A pandas dataframe object with BWDF statistical information as columns. Columns include sum, mean, std, min, max, skew, kurtosis, weighted mean and weighted std.

Return type:

DataFrame

get_stats_df(ids=None, stats_type='summed')[source]#

Convenience method to get a pandas dataframe with statistical info from BWDF as columns.

Parameters:
  • ids (str | None) – set the index name in the pandas dataframe. Default is None.

  • stats_type (Literal['atompair', 'site', 'summed', 'all']) –

    type of BWDF stats to be returned. Default is “summed”.

    • ”atompair”: compute stats from unique atom pairs BWDFs.

    • ”site”: compute stats from site BWDFs.

    • ”summed”: compute stats from structure BWDFs.

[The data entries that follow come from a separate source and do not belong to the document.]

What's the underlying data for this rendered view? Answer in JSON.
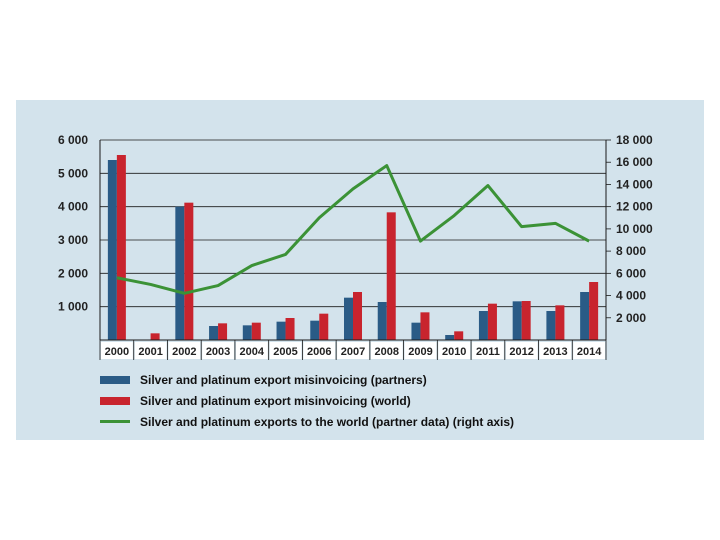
{
  "chart_data": {
    "type": "bar",
    "categories": [
      "2000",
      "2001",
      "2002",
      "2003",
      "2004",
      "2005",
      "2006",
      "2007",
      "2008",
      "2009",
      "2010",
      "2011",
      "2012",
      "2013",
      "2014"
    ],
    "series": [
      {
        "name": "Silver and platinum export misinvoicing (partners)",
        "type": "bar",
        "axis": "left",
        "color": "#2a5b86",
        "values": [
          5400,
          0,
          4000,
          420,
          440,
          550,
          580,
          1270,
          1140,
          520,
          150,
          870,
          1160,
          870,
          1440
        ]
      },
      {
        "name": "Silver and platinum export misinvoicing (world)",
        "type": "bar",
        "axis": "left",
        "color": "#c8242e",
        "values": [
          5550,
          200,
          4120,
          500,
          520,
          660,
          790,
          1440,
          3830,
          830,
          260,
          1090,
          1170,
          1040,
          1740
        ]
      },
      {
        "name": "Silver and platinum exports to the world (partner data) (right axis)",
        "type": "line",
        "axis": "right",
        "color": "#3b9236",
        "values": [
          5600,
          5000,
          4200,
          4900,
          6700,
          7700,
          11000,
          13600,
          15700,
          8900,
          11200,
          13900,
          10200,
          10500,
          8900
        ]
      }
    ],
    "y_left": {
      "ylim": [
        0,
        6000
      ],
      "ticks": [
        "1 000",
        "2 000",
        "3 000",
        "4 000",
        "5 000",
        "6 000"
      ],
      "tick_values": [
        1000,
        2000,
        3000,
        4000,
        5000,
        6000
      ]
    },
    "y_right": {
      "ylim": [
        0,
        18000
      ],
      "ticks": [
        "2 000",
        "4 000",
        "6 000",
        "8 000",
        "10 000",
        "12 000",
        "14 000",
        "16 000",
        "18 000"
      ],
      "tick_values": [
        2000,
        4000,
        6000,
        8000,
        10000,
        12000,
        14000,
        16000,
        18000
      ]
    },
    "grid": true,
    "legend_position": "bottom-left"
  }
}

    • ”all”: concatenated dataframe from atompair, site and summed options.

Returns:

A pandas dataframe object with BWDF statistical information as columns.

Return type:

DataFrame

get_sorted_bwdf_df(ids=None)[source]#

Return a pandas dataframe with BWDF values sorted by distances, ascending.

Parameters:

ids (str | None) – set the index name in the pandas dataframe. Default is None.

Returns:

A pandas dataframe object with binned BWDF values sorted by distance.

Return type:

DataFrame

get_sorted_dist_df(ids=None, mode='negative')[source]#

Return a pandas dataframe with distances sorted by BWDF values (either only positive or negative), sorted descending by absolute values.

Parameters:
  • ids (str | None) – set the index name in the pandas dataframe. Default is None

  • mode (Literal['positive', 'negative']) – must be in (“positive”, “negative”), defines whether BWDF values above or below zero are considered for distance featurization.

Returns:

A pandas dataframe object with binned distances sorted by BWDF values.

Return type:

DataFrame